The benefits of loop nest splitting on WCET are twofold. First, the optimization by itself produces a very linear and homogeneous control flow in the hot-spots of an application. As a consequence, the potential for applying the imprecise worst-case assumptions mentioned above during WCET analysis of the time-critical parts of a code is heavily reduced. Second, loop nest splitting inherently computes execution frequencies of all relevant control flow constructs during its analyses. These execution frequencies can directly be used to formulate precise loop and flow annotations for the WCET analyzer.

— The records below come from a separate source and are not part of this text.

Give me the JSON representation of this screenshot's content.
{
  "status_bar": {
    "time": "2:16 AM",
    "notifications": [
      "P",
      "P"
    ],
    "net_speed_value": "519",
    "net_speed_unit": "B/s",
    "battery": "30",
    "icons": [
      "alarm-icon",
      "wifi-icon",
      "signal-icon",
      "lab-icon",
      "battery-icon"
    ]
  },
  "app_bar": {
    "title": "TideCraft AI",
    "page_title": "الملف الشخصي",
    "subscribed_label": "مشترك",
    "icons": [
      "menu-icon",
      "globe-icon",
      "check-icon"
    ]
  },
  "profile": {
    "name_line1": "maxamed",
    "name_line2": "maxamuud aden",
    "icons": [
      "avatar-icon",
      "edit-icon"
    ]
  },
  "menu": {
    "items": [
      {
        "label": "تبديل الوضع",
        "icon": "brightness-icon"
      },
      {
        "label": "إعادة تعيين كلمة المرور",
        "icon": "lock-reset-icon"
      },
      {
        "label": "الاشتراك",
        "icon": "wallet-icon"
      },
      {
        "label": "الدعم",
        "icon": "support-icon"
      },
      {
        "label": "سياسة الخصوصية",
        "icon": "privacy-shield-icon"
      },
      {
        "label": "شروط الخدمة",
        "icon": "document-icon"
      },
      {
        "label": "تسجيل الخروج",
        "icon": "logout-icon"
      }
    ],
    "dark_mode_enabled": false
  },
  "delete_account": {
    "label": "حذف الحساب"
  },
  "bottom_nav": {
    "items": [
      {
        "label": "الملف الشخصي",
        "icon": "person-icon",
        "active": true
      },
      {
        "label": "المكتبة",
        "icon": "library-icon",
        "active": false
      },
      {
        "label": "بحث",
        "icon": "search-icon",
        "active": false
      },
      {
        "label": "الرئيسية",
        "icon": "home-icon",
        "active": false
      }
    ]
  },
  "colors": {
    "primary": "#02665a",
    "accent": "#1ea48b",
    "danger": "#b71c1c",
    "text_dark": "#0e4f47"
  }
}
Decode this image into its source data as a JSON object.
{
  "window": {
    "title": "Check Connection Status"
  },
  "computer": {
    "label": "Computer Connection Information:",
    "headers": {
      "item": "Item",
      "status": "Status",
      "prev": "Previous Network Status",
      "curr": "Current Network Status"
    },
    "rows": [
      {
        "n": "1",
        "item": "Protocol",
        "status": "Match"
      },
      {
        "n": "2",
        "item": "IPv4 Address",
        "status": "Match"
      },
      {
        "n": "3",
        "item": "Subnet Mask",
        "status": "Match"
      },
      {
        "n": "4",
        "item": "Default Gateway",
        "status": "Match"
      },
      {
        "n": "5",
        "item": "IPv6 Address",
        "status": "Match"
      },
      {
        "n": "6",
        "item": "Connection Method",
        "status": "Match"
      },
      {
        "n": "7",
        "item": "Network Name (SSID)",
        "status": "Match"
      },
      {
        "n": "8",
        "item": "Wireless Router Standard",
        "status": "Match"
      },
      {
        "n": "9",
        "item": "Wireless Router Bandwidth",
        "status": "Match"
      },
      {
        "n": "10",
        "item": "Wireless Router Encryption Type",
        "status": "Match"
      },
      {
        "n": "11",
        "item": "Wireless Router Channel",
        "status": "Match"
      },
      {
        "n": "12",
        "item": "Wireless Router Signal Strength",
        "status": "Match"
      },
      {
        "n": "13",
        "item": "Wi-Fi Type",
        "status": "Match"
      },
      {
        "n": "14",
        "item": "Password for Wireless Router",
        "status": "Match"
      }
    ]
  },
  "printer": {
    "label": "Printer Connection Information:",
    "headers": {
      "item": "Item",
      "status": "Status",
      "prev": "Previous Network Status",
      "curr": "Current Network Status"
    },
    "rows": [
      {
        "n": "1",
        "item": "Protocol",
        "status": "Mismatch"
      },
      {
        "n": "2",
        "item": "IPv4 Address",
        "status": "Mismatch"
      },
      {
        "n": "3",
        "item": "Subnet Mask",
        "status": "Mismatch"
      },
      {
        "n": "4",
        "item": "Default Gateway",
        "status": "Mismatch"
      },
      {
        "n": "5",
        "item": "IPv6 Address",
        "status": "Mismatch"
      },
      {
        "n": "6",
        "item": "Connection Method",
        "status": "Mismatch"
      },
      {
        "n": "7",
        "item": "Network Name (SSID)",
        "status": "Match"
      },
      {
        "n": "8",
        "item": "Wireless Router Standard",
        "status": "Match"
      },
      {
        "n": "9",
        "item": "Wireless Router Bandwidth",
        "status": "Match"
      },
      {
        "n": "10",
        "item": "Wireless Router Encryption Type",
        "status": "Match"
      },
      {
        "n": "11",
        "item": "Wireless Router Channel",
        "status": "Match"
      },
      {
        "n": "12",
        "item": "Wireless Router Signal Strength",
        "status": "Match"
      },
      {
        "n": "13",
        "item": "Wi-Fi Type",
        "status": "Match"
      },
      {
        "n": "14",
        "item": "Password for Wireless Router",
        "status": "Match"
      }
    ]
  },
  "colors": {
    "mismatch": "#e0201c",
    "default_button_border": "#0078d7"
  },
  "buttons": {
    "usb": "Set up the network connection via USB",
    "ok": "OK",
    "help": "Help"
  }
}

The results presented in this paper underline the effectiveness of loop nest splitting. In terms of average-case execution times, it achieves improvements between 25.0% -30.1%. However, even larger average gains are reported in terms of WCET. Here, reductions between 34.0% and 36.3% were measured for an ARM7 based processor.
In the future, we intend to integrate loop nest splitting into our WCET-aware C compiler [4] . Due to its multiobjective capabilities, it is perfectly suited to systematically explore the WCET / size trade-offs of loop nest splitting.